Emotional distress and defamation claims barred
Farady-Sultze also claimed that Aurora intentionally inflicted emotional distress, and defamed her because Aurora’s policy is to disclose the reason for termination to potential employers.
The circuit court held that both claims were barred by an exclusivity provision in the Worker's Compensation Act – Wis. Stat. section. 102.03.
The exclusivity provision only applies, Farady-Sultze argued, when an emotional distress claim arises “within the scope of employment,” not when they arise after termination. She cited a 1984 federal district court case to support this argument.
With regard to the emotional distress claim, the appeals court disagreed, noting that it was not bound by federal court decisions construing state law, and it must follow Jenson v. Employers Mutual Casualty Co., 161 Wis. 2d 253, 486 N.W.2d 1 (1991), even though the employees claims in Jenson arose when the employee was still employed, not after termination. Even if a distinction to Jenson exists, the appeals court wrote, “it is not found on the facts here.”
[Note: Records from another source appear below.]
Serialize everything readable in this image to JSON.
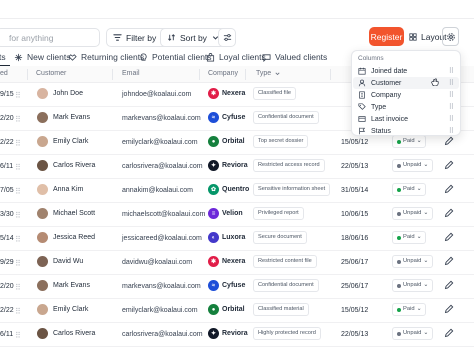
{
  "toolbar": {
    "search_placeholder": "for anything",
    "filter_label": "Filter by",
    "sort_label": "Sort by",
    "register_label": "Register",
    "layout_label": "Layout"
  },
  "tabs": [
    {
      "label": "ts"
    },
    {
      "label": "New clients"
    },
    {
      "label": "Returning clients"
    },
    {
      "label": "Potential clients"
    },
    {
      "label": "Loyal clients"
    },
    {
      "label": "Valued clients"
    }
  ],
  "headers": {
    "date": "ed",
    "customer": "Customer",
    "email": "Email",
    "company": "Company",
    "type": "Type"
  },
  "rows": [
    {
      "date": "9/15",
      "customer": "John Doe",
      "email": "johndoe@koalaui.com",
      "company": "Nexera",
      "type": "Classified file",
      "due": "",
      "status": ""
    },
    {
      "date": "2/20",
      "customer": "Mark Evans",
      "email": "markevans@koalaui.com",
      "company": "Cyfuse",
      "type": "Confidential document",
      "due": "",
      "status": ""
    },
    {
      "date": "2/22",
      "customer": "Emily Clark",
      "email": "emilyclark@koalaui.com",
      "company": "Orbital",
      "type": "Top secret dossier",
      "due": "15/05/12",
      "status": "Paid"
    },
    {
      "date": "6/11",
      "customer": "Carlos Rivera",
      "email": "carlosrivera@koalaui.com",
      "company": "Reviora",
      "type": "Restricted access record",
      "due": "22/05/13",
      "status": "Unpaid"
    },
    {
      "date": "7/05",
      "customer": "Anna Kim",
      "email": "annakim@koalaui.com",
      "company": "Quentro",
      "type": "Sensitive information sheet",
      "due": "31/05/14",
      "status": "Paid"
    },
    {
      "date": "3/30",
      "customer": "Michael Scott",
      "email": "michaelscott@koalaui.com",
      "company": "Velion",
      "type": "Privileged report",
      "due": "10/06/15",
      "status": "Unpaid"
    },
    {
      "date": "5/14",
      "customer": "Jessica Reed",
      "email": "jessicareed@koalaui.com",
      "company": "Luxora",
      "type": "Secure document",
      "due": "18/06/16",
      "status": "Paid"
    },
    {
      "date": "9/29",
      "customer": "David Wu",
      "email": "davidwu@koalaui.com",
      "company": "Nexera",
      "type": "Restricted content file",
      "due": "25/06/17",
      "status": "Unpaid"
    },
    {
      "date": "2/20",
      "customer": "Mark Evans",
      "email": "markevans@koalaui.com",
      "company": "Cyfuse",
      "type": "Confidential document",
      "due": "25/06/17",
      "status": "Unpaid"
    },
    {
      "date": "2/22",
      "customer": "Emily Clark",
      "email": "emilyclark@koalaui.com",
      "company": "Orbital",
      "type": "Classified material",
      "due": "15/05/12",
      "status": "Paid"
    },
    {
      "date": "6/11",
      "customer": "Carlos Rivera",
      "email": "carlosrivera@koalaui.com",
      "company": "Reviora",
      "type": "Highly protected record",
      "due": "22/05/13",
      "status": "Unpaid"
    }
  ],
  "columns_menu": {
    "title": "Columns",
    "items": [
      {
        "label": "Joined date",
        "icon": "calendar-icon"
      },
      {
        "label": "Customer",
        "icon": "user-icon"
      },
      {
        "label": "Company",
        "icon": "building-icon"
      },
      {
        "label": "Type",
        "icon": "tag-icon"
      },
      {
        "label": "Last invoice",
        "icon": "invoice-icon"
      },
      {
        "label": "Status",
        "icon": "flag-icon"
      }
    ]
  },
  "colors": {
    "accent": "#f2542d",
    "paid": "#16a34a",
    "unpaid": "#6b7280",
    "nexera": "#e11d48",
    "cyfuse": "#1d4ed8",
    "orbital": "#15803d",
    "reviora": "#111827",
    "quentro": "#059669",
    "velion": "#6d28d9",
    "luxora": "#4338ca"
  }
}
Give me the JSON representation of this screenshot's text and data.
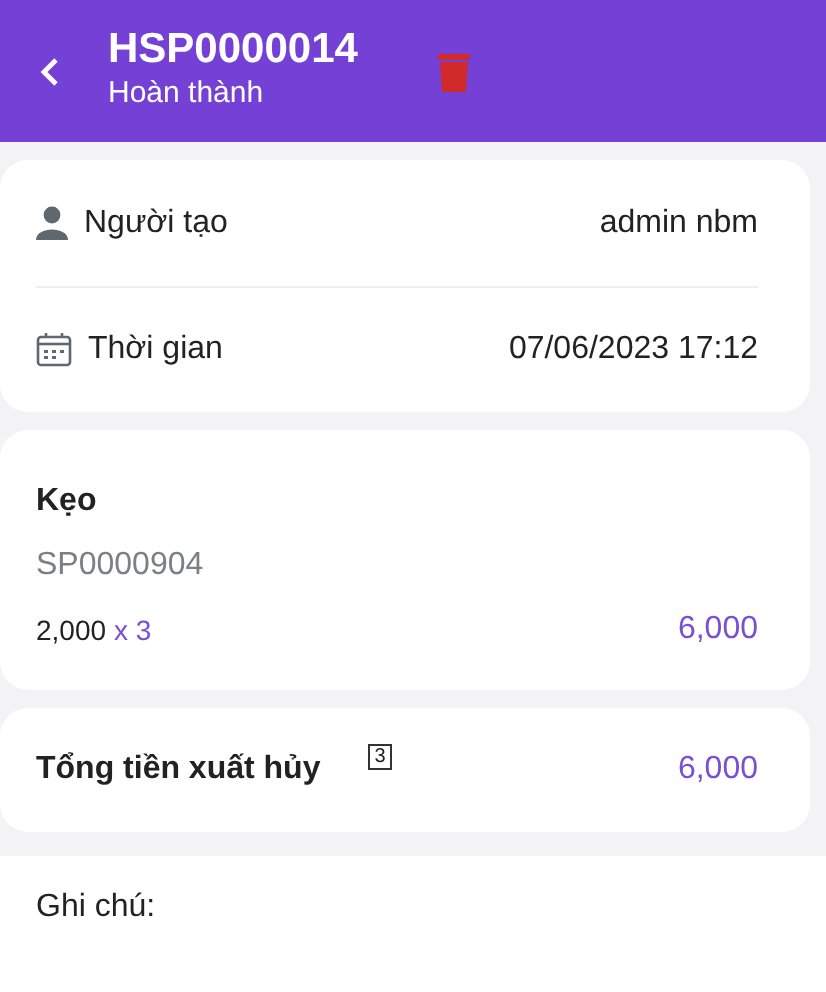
{
  "header": {
    "title": "HSP0000014",
    "status": "Hoàn thành"
  },
  "info": [
    {
      "kind": "user",
      "label": "Người tạo",
      "value": "admin nbm"
    },
    {
      "kind": "calendar",
      "label": "Thời gian",
      "value": "07/06/2023 17:12"
    }
  ],
  "items": [
    {
      "name": "Kẹo",
      "code": "SP0000904",
      "price": "2,000",
      "quantity": "x 3",
      "total": "6,000"
    }
  ],
  "summary": {
    "label": "Tổng tiền xuất hủy",
    "marker": "3",
    "value": "6,000"
  },
  "note": {
    "label": "Ghi chú:"
  }
}
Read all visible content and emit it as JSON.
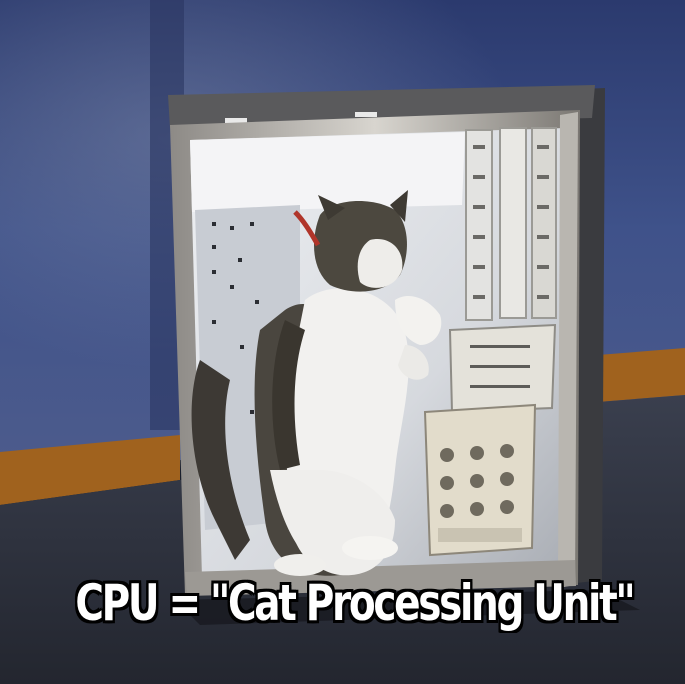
{
  "caption": "CPU = \"Cat Processing Unit\"",
  "colors": {
    "wall": "#3d4f86",
    "floor": "#2f3442",
    "baseboard": "#a0621e",
    "case_frame": "#c9c6c0",
    "case_interior": "#dcdfe4",
    "cat_dark": "#4a4640",
    "cat_white": "#f2f1ef",
    "caption_text": "#ffffff"
  }
}
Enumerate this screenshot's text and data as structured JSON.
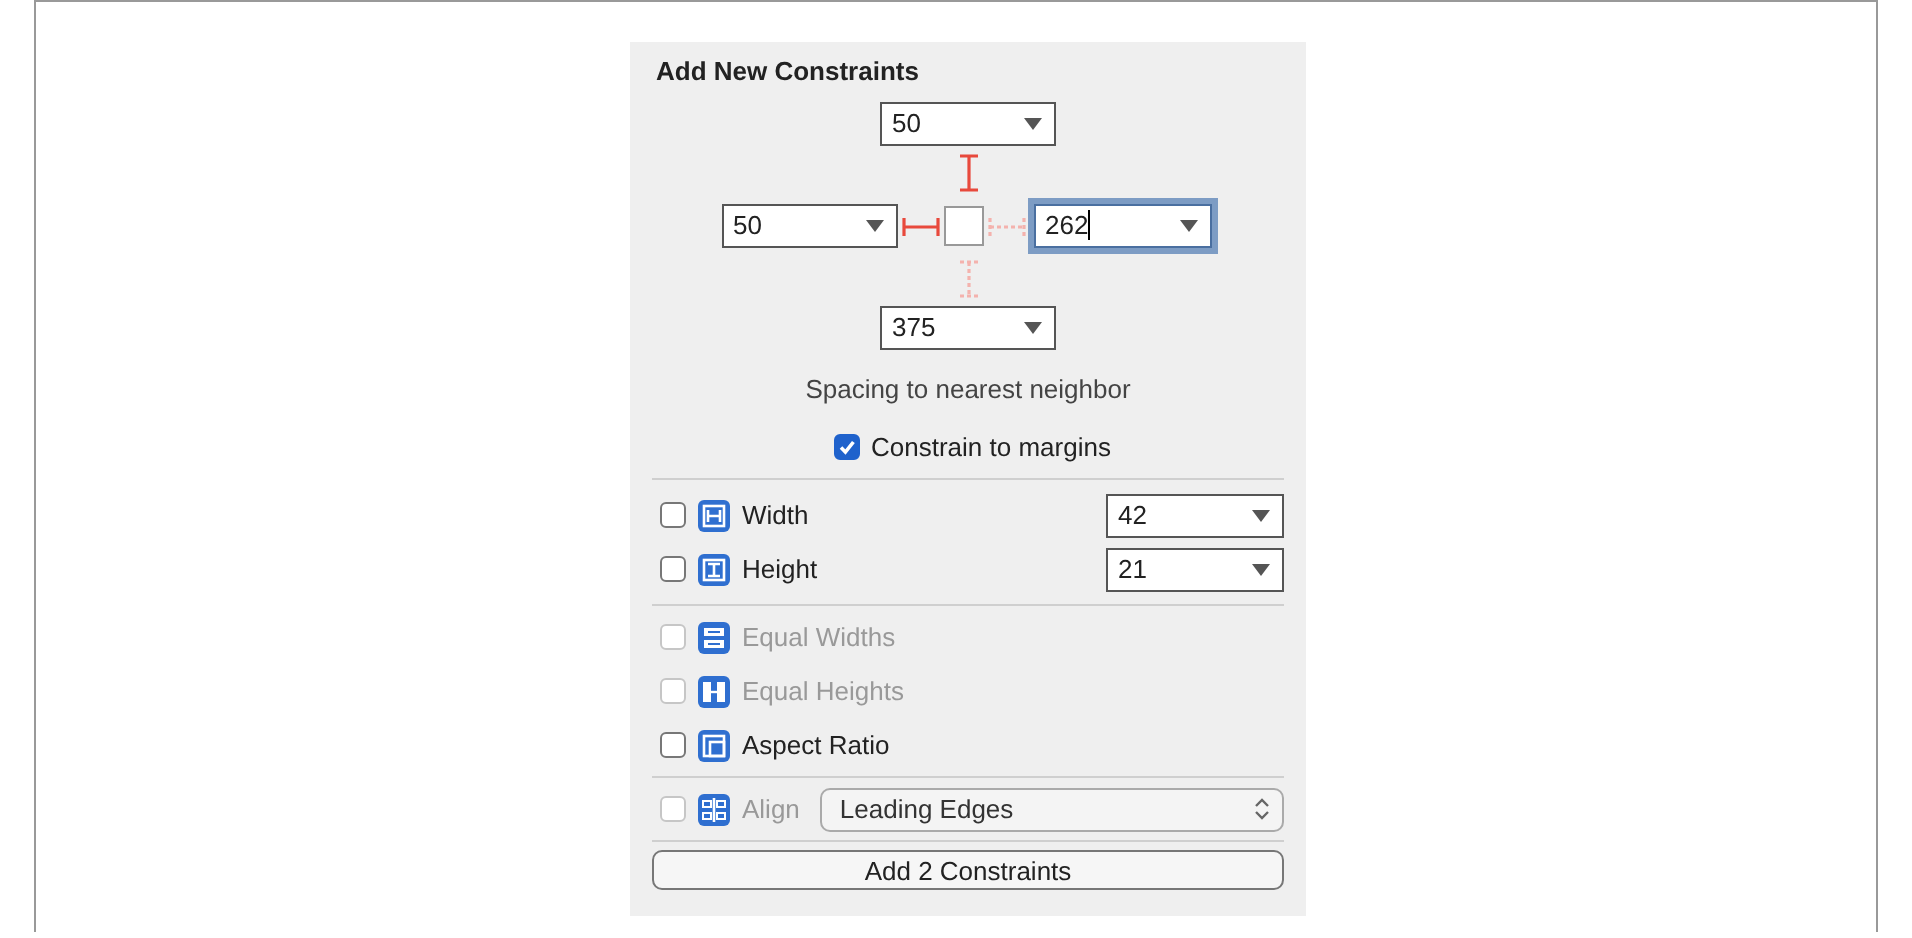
{
  "panel": {
    "title": "Add New Constraints",
    "spacing": {
      "top": {
        "value": "50",
        "active": true,
        "focused": false
      },
      "left": {
        "value": "50",
        "active": true,
        "focused": false
      },
      "right": {
        "value": "262",
        "active": false,
        "focused": true
      },
      "bottom": {
        "value": "375",
        "active": false,
        "focused": false
      }
    },
    "spacing_caption": "Spacing to nearest neighbor",
    "constrain_to_margins": {
      "label": "Constrain to margins",
      "checked": true
    },
    "size_rows": [
      {
        "kind": "width",
        "label": "Width",
        "checked": false,
        "disabled": false,
        "value": "42"
      },
      {
        "kind": "height",
        "label": "Height",
        "checked": false,
        "disabled": false,
        "value": "21"
      }
    ],
    "relation_rows": [
      {
        "kind": "equal_widths",
        "label": "Equal Widths",
        "checked": false,
        "disabled": true
      },
      {
        "kind": "equal_heights",
        "label": "Equal Heights",
        "checked": false,
        "disabled": true
      },
      {
        "kind": "aspect_ratio",
        "label": "Aspect Ratio",
        "checked": false,
        "disabled": false
      }
    ],
    "align": {
      "label": "Align",
      "checked": false,
      "disabled": true,
      "popup": "Leading Edges"
    },
    "add_button": "Add 2 Constraints"
  }
}
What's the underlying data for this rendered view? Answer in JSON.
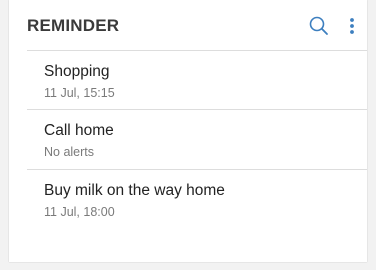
{
  "app": {
    "title": "REMINDER"
  },
  "toolbar": {
    "search_icon": "search-icon",
    "more_icon": "more-vertical-icon"
  },
  "colors": {
    "accent": "#3d7fbf",
    "title_text": "#3a3a3a",
    "item_text": "#222222",
    "sub_text": "#7a7a7a"
  },
  "reminders": [
    {
      "title": "Shopping",
      "subtitle": "11 Jul, 15:15"
    },
    {
      "title": "Call home",
      "subtitle": "No alerts"
    },
    {
      "title": "Buy milk on the way home",
      "subtitle": "11 Jul, 18:00"
    }
  ]
}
With regard to the defamation claim, the appeals court noted other Wisconsin cases holding that a defamation claim was barred by the Worker’s Compensation Act despite arising after discharge. Regardless of the case law, the court noted, “there is no evidence that defamation has occurred yet.” In other words, there is no evidence that Aurora has, or ever will, disclose to a potential employer the reason that Farady-Sultze was terminated despite its policy to do so.